Knievel made mistakes, he was fallible, he engaged in some minor (and some not-so-minor) criminal hijinks. Here in his hometown of Butte, Montana, he was a divisive personality- people loved him or hated him. But even those who hated him have to respect him, to one degree or another, for what he accomplished, and now for the way he has stepped out.

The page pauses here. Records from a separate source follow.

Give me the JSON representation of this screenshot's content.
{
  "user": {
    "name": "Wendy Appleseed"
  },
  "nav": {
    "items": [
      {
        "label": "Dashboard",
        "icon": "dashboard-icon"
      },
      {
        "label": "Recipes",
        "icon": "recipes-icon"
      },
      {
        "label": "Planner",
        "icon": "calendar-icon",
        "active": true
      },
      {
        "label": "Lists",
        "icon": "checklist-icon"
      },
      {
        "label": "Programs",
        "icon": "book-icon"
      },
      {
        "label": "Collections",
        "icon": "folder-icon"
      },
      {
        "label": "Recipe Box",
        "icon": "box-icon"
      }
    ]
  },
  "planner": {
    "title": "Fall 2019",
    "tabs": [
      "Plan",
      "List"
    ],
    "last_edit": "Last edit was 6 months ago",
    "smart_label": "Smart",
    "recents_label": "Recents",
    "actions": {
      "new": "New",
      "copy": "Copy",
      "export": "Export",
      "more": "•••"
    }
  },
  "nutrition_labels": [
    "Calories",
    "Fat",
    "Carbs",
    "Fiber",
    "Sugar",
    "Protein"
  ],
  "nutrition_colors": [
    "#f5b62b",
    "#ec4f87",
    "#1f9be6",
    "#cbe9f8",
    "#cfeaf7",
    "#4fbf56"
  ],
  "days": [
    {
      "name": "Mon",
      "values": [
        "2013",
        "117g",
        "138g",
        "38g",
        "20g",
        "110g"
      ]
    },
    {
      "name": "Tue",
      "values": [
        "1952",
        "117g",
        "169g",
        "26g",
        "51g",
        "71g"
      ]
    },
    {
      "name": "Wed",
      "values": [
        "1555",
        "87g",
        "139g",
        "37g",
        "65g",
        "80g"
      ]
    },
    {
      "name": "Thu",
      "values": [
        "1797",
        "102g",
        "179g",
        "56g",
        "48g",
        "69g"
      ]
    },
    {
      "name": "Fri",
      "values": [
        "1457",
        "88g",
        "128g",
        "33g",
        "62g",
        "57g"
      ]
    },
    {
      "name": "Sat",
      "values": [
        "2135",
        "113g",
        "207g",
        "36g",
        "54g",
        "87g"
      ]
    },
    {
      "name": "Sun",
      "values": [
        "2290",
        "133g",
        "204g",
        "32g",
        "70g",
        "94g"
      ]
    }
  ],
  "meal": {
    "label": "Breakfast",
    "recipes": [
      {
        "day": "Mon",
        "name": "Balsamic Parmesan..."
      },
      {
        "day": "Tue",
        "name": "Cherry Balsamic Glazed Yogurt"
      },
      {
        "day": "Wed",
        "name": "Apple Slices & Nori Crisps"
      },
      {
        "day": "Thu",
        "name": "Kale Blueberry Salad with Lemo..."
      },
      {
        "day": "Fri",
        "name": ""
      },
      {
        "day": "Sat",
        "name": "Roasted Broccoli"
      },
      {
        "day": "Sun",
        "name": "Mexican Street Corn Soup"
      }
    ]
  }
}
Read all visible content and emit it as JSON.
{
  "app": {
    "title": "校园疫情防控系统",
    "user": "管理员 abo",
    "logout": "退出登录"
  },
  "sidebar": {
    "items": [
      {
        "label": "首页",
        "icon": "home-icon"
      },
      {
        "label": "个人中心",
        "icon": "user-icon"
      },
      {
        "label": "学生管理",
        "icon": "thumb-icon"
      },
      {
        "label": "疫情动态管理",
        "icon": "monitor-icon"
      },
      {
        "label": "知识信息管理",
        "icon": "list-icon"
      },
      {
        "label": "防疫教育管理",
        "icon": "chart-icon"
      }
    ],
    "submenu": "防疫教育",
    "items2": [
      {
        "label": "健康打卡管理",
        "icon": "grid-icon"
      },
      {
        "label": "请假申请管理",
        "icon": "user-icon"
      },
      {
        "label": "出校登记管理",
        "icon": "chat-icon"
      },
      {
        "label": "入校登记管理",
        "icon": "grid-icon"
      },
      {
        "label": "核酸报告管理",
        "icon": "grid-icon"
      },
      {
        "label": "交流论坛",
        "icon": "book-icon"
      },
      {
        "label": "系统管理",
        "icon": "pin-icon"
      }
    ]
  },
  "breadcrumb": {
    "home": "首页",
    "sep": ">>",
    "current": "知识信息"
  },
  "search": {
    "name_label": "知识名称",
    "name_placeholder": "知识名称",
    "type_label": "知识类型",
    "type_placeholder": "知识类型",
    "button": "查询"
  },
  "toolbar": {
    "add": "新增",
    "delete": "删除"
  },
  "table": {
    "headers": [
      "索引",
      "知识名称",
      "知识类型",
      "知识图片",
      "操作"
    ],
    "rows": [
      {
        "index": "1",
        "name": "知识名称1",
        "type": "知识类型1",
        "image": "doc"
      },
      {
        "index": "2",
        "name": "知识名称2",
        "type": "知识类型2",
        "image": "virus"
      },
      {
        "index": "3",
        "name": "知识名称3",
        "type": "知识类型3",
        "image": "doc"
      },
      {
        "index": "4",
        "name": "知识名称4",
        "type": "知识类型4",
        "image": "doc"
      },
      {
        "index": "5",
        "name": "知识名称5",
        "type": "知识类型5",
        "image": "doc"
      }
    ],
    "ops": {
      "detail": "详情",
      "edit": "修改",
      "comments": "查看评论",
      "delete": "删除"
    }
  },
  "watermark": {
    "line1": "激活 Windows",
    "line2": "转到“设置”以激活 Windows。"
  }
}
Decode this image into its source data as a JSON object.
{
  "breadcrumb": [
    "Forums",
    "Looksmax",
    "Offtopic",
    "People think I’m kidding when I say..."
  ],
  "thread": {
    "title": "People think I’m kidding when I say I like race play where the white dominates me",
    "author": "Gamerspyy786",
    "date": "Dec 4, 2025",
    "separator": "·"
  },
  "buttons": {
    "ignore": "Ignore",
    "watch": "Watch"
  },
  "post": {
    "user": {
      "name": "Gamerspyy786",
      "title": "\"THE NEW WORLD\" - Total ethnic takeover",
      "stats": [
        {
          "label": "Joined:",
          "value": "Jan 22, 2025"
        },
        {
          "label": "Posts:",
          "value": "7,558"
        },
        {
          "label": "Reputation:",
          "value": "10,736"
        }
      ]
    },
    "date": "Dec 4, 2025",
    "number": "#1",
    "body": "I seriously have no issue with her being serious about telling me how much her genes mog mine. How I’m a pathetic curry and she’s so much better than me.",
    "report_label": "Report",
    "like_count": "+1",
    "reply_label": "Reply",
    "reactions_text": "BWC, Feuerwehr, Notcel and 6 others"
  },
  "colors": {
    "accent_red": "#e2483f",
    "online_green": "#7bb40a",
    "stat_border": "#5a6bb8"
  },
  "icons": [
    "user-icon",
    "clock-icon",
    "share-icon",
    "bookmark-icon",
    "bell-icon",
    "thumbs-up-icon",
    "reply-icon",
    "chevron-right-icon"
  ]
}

The boisterous, self-promoting Knievel of legend was celebrated at his funeral in Butte this week by some 2,000 people, along with big names like Smokin’ Joe Frazier and Matthew McConaughey. But beneath the glitz, beneath the celebration of Knievel the myth emerged a portrait of Knievel as a person. Knievel’s friend Gene Sullivan, speaking at the funeral, relayed a moving request from Evel to tell everyone that he had ever offended or wronged or otherwise “Evel-Knieveled” that he was sorry, and that he wanted to be forgiven. It’s a pity that this part of Evel’s funeral has been under-reported (newwest.net carries one of the few Knievel funeral stories to mention it).
His last months found Knievel looking for meaning and finding some semblance of it in religion. He was a man who understood that he was flawed and fallible and made mistakes, and he embraced those human frailties, indeed, even reveled in them. In modern America, where we are obsessed with efficiency and perfection, Knievel reminds us that it is okay, even necessary, to make mistakes, to fail, and to find some wisdom in the failing, to thrive in it. Knievel was all about the experience, not necessarily the result, and in that his approach to life should be respected if not admired.
Knievel was a trickster, a coyote god of mischief, Loki, Pan, Bacchus, coupled with a bit of Hercules and a pinch of Superman. Now the man is gone but the legend lives on, as it always will, the indelible image of a star-spangled superman flying through the air on a motorcycle stamped firmly on our collective subconscious. But the real wonder of his myth is that it is a myth that flies close to the ground. Knievel was real, dammit, and no one was going to make him anything but. Let the myth live on, carrying with it pieces of a complicated, confounding man who reminds us all of our own personal contradictions and mistakes, and that those things are precisely what make us who we are, for better or worse.
Perhaps Knievel’s life, and his appeal to so many of us, can be summed up in a simple bit of wisdom: no one of us is perfect. And that’s just fine.